We live in a digital age and the stamped letter is slowly fading away into history. Surprisingly however, one of the biggest surprises of transitioning to the full-timing lifestyle is the need to have a physical, legal address. Everyone needs one to get mail on the road, bank, obtain health insurance and more.
Where will you get mail on the road when you’re here?
How you decide to get mail on the road differs on everyone’s unique situation but here’s a rundown on the two common ways most full-timers handle this dilemma.
Friends and Family Mail Forwarding
Friends and family are often excited to live vicariously through their loved ones’ new full-timing adventure. Many will generously offer their home address to their vagabonding relatives and some will even be happy to handle mail needs too. But even with the best intentions, this is usually a mixed bag of pros and cons — mostly cons. That’s because most people just don’t know what they’re getting into.
For example, think back to the time you received an urgent piece of mail that needed some kind of action taken, stat. Whether it was a legal document that needed signing or a warrant for your arrest, time sensitive mail for a full-timer requires the sender to pony up cash and get it to the wayward RVer asap. Unless you can structure a specific arrangement for every possible mail scenario, it’s a bad idea to take advantage of unsuspecting friends and family members’ offers to help with mail.
In addition, using someone else’s address for things like insurance and taxes is risky. If an institution discovers you aren’t actually living in that property, you can be disqualified for benefits, fined and generally run up the flagpole by institutions who base their rates and other services on your home address.
A Better Way to Get Mail on the Road: Mail Forwarding Services
Most full-time RVers use a dues-based mail forwarding service. These businesses cater to full-timers and enable members to obtain a physical address for everything from receiving mail and packages to registering their vehicles. Mail forwarding services are popular in U.S. states that don’t impose personal income tax on residents. Some of these tax-free states include Florida, Texas, South Dakota and Nevada.
Many full-timers use their mail-forwarding service as a way to establish a “domicile” in that state. This sends the message to bureaucrats and institutions that you really do exist and have a place to call “home” – even if it is a mail box on a wall with 1,000 others.
The biggest problem with using a mail forwarding service for this is that oftentimes their address is legally zoned as a commercial location, not a residence. What this means to you is that some institutions will insist on a legally recognized residential address. Many RVers have joined mail forwarding services only to wind up frustrated when trying to open bank accounts or apply for health insurance, among other chores.

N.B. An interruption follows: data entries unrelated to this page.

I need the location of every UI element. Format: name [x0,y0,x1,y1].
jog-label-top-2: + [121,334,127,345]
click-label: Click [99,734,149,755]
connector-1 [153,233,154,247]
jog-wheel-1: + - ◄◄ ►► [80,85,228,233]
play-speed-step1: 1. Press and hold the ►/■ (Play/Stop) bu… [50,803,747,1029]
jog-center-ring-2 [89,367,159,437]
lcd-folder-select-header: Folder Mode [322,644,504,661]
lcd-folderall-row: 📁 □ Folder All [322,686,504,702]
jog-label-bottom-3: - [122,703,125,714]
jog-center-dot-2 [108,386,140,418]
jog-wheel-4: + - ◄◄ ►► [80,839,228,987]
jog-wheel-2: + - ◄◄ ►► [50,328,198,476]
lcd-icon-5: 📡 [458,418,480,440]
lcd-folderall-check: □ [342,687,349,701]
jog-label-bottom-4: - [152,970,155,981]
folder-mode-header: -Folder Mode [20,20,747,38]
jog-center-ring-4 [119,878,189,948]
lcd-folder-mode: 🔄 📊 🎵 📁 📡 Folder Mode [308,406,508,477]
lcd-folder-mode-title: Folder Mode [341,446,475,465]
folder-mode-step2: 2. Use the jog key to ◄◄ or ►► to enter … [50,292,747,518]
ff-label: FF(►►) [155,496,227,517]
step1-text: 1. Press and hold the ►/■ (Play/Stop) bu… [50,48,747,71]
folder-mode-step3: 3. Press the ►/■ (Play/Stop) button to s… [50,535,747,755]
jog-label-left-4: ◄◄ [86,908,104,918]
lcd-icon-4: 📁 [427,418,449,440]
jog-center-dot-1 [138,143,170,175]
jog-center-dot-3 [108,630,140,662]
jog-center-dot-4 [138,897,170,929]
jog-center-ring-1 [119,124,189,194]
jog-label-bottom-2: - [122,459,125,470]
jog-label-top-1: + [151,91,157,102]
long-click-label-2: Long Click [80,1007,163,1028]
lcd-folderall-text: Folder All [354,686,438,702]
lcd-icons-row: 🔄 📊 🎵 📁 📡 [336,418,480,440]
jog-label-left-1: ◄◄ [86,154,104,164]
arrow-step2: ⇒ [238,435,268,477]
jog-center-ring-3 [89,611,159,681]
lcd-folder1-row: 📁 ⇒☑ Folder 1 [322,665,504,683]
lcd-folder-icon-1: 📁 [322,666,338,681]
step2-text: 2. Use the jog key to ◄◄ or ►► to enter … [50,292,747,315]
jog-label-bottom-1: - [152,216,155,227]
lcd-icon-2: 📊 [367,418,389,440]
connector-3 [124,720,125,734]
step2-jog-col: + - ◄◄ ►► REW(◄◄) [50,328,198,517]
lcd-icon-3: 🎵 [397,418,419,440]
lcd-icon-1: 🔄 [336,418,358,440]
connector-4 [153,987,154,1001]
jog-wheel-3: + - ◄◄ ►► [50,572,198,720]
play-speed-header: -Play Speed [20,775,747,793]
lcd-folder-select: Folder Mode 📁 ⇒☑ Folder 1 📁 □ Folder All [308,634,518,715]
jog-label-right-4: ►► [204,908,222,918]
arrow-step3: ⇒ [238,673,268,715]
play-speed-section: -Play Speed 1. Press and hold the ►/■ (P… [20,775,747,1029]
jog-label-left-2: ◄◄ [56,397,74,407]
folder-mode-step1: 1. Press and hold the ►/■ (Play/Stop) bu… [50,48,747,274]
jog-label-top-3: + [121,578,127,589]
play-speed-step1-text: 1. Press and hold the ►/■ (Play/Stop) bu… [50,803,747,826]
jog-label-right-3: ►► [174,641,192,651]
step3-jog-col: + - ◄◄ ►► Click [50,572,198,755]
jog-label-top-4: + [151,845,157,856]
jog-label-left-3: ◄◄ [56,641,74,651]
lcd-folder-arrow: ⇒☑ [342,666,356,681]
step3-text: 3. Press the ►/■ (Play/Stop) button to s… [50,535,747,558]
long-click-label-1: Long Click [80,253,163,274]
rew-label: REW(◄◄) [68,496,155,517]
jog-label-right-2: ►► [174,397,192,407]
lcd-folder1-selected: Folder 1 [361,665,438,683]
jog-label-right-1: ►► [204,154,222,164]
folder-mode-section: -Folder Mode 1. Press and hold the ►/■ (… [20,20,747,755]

The Escapees RV club offers one of the biggest and longest-running mail-forwarding services that helps full-timers get mail on the road. Because the service is run by RVers with staff that understands the unique needs of full-timers, it’s also a hassle-free way to establish a legal domicile that almost every institution will accept. Today the club’s “Home” program offers the service in Florida, Texas and South Dakota.
Getting mail on the road is a hot topic in the full-time RVing community. You’ll never be at a loss for opinions about this dilemma from other full-timers who’ve done it. If you’re planning on hitting the road, jump in to a full-timing discussion forum today to learn more.
Rene Agredano and her husband, Jim Nelson, became full-time RVers in 2007 and have been touring the country ever since. In her blog, Rene chronicles the ins and outs of the full-timing life and brings readers along to meet the fascinating people and amazing places they visit on the road. Her road trip adventures are chronicled in her blog at LiveWorkDream.com.
Eileen Moore says
I do not intend on changing my bank account in SC. Would that stop my social security and pension from direct depositing my check?
Ric Favors says
No, if that is where they are direct deposited now.
The question really isn’t about the bank you use, but how to keep your state of domicile as a legal resident in a state other than SC like TX, FL or SD.
If you do not have a bank account in the state in which you are claiming residency then your status could be challenged.. I certainly understand if you have a strong relationship with a banker, why you might not want to change. If that is the case and your SC banker knows you are a Full Timer, you might consider opening an account in your domicile state with a minimum deposit. If you are familiar with online banking you could link your SC account, and from time to time transfer a few dollars back and forth between accounts to show activity in the domicile account. Bank of America and Chase are two you might consider.
Caution. If state where SS checks are deposited taxes SS benefits, it may cost you. How much you make is a portion of the comfort equation. How much you keep is the bottom line. You should consider income deposit locations to avoid being taxed in former state/s.